Things were not easy and the hurting never went away, but day by day they were getting better, Lori thought, sipping her tea. She had gotten busy updating the monthly reports when her phone rang.
“Hey, it’s me. Did you see today’s OD ?”
Her younger brother, Dylan, was a city bus driver, and, judging from the background noise, he was calling from the yard. Why would he ask if she’d read today’s Observer-Dispatch ?
“No. Why?”
“Go online now and look for the story about Rampart.”
“I’m kinda busy.”
“You have to do it, right now.”
“Dylan.”
“Right now, it’ll only take a moment. I’ll stay on the line to be sure you find it.”
“All right.” Her keyboard clicked. “You are such a pain.” She went online to the newspaper’s website, found the story and started reading.
“Did you find it?” Her brother was anxious.
“Shh!”
Lori read fast, and her attention shifted from the text to the images, particularly the photo of Carl Nelson.
“See the picture of the guy they’re looking for?”
“Oh, my God!”
“It’s him! That’s the guy who bought your van.”
“But he said he was from Cleveland and I don’t think that’s his name. I’d have to check the sales papers.”
“Lori. I was there with you. That’s him! You have to call the police line and tell them.”
“I don’t know, Dylan, this is all scary. It’s all too much.”
“You have to, Lori. Do it right now!”
After Dylan hung up, she looked at the article. At the bottom was the toll-free number of the police tip line. Lori took a few breaths then reread the story. What happened in Rampart was such a horrible thing. Then it occurred to her that she wouldn’t want police to think she was somehow involved. Okay, okay, she’d do what any good citizen should do. Before she realized it, she’d dialed the number.
As the line rang in her ear she stared at the article and the photos, the search for human remains, then into the eyes of the man who had bought her family van.
New York City
Kate scrolled through news stories on her phone while sitting in the upholstered chair in the reception room of her daughter’s dentist.
Still no confirmation out of Rampart on the ID of the remains.
Kate bit her lip to push away the fear.
It had been a day since she’d returned and in that time, between pursuing leads, she’d reconnected with her home life. While she’d only been away a couple of nights, it felt longer. Getting Grace to today’s appointment gave her a sense of being a mom again.

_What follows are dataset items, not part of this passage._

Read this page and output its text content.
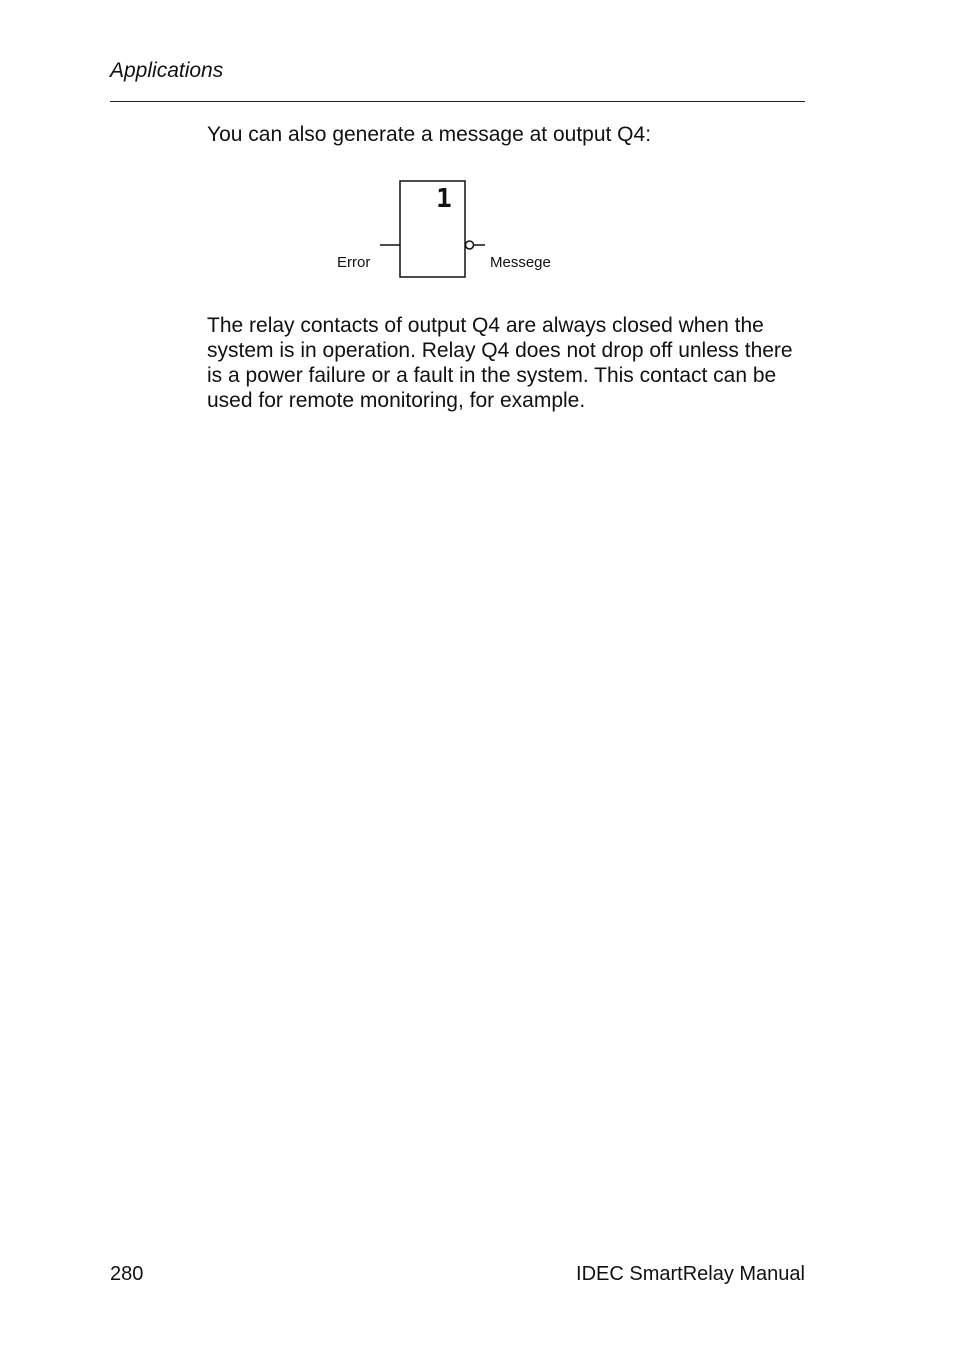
Applications
You can also generate a message at output Q4:
1
Error	Messege

The relay contacts of output Q4 are always closed when the system is in operation. Relay Q4 does not drop off unless there is a power failure or a fault in the system. This contact can be used for remote monitoring, for example.

280	IDEC SmartRelay Manual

Holding Grace’s jacket in her lap, she traced the little hearts that were on the cuffs, thinking how lucky she was to have her. Grace was her rock, her anchor. She’d kept Kate sane through the years, just by being a kid.
Grace was practically the same age that Vanessa was when the accident happened. She even looked a little like her. Kate smiled and lifted her face to the opposite wall, which was plastered with snapshots of children showing mostly gap-toothed grins.
The display was called “Smiling Angels,” and it propelled Kate back to: her mother setting down a tray of fresh-baked chocolate-chip cookies, the kitchen smelling so yummy. “You can each have one, girls. I don’t want you getting cavities.” She and Vanessa each took one but split a second cookie when Mom wasn’t looking…Vanessa laughing so hard.
Kate suddenly thought of dental records and human remains.
“Hi, Mom!” Grace appeared, clutching her new free toothbrush, floss and toothpaste. “No cavities!”
“That’s great, sweetie!”
“Mom, were you crying?” Grace tugged on her jacket as Kate helped.
“No, just a little tired from the plane.” She blinked. “Let’s get you back to school.”
* * *
After taking Grace to school and signing her in, Kate got on the subway to Penn Station, then walked to Newslead. At her desk she again scanned the latest stories out of Rampart, checking to see if her competition had broken anything on Carl Nelson.
Nothing had surfaced.
The first message she checked was from Chuck.